In this week’s TLS – A note from the Editor
John Horne Burns was once “extravagantly acclaimed” and is now “virtually forgotten” writes Eric Ormsby this week, reviewing David Margolick’s “excellent and highly readable biography” of a writer who illuminated the sexual life of Americans in Naples in the aftermath of the Second World War. Burns’s once bestselling novel was called The Gallery, after the nineteenth-century city centre arcade where Italian men and women offered sex to GIs in exchange for cigarettes and gum. Burns was fearless, for his time, in writing “what is often cited as the first open description of homosexual life in American literature”. To be gay was to be “dreadful” – both as noun and adjective, a code word that worked its way into popular comedy of the 1950s. Dos Passos and Hemingway were impressed by The Gallery, but Burns died of sunstroke in 1953, despondent, suggests Ormsby, at the later trajectory of his career.
During the war, Burns was both a brutally frank observer and a censor of letters from prisoners of war. Eric Bulson considers the paradoxes of an earlier generation of censors struggling to deal with the national interest and with vigorous descriptions of sex. The neologisms of James Joyce caused difficulties for authorities around the world. Americans saw the publication of Ulysses in the 1930s as a brave response to book-burnings by Hitler even though Ulysses was not, in fact, banned in Germany till 1938.
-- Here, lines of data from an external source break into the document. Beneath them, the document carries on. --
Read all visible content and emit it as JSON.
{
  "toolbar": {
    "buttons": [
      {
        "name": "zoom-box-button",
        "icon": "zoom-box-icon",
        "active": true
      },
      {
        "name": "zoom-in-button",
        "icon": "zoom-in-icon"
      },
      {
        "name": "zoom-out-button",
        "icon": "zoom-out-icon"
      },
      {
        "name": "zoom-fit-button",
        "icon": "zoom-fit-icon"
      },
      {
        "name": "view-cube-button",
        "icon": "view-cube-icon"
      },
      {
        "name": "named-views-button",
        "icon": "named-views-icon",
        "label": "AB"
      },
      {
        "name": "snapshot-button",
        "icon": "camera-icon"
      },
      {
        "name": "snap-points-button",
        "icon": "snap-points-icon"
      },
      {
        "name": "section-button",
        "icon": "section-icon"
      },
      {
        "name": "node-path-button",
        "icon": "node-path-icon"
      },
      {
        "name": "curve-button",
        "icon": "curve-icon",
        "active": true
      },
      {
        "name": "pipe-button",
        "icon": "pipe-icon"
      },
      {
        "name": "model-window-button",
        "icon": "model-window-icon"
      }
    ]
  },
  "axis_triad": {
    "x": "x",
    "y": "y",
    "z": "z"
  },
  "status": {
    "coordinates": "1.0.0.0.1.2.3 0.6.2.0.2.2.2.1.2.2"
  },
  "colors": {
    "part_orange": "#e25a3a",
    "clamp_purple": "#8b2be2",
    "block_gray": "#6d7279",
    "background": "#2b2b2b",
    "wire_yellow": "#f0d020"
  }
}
Burns was a failed novelist before he reached Italy, and his biographer argues that it was the war which removed his “ungenügender Selbstsucht”, a term for the insatiable love of self which he found in “Harzreise im Winter” by Goethe. W. Daniel Wilson describes how the “exaggerated Goethe cult” in Germany today sits uneasily with the stories, still hidden in Weimar archives, of how the Nazis used the writer, who is “still a central touchstone for national identity”. Wilson recommends that the street in Goethe’s home town named after his Archive’s “committed and active anti-Semite” director, Hans Wahl, should be renamed for Julius Wahle, his Jewish predecessor.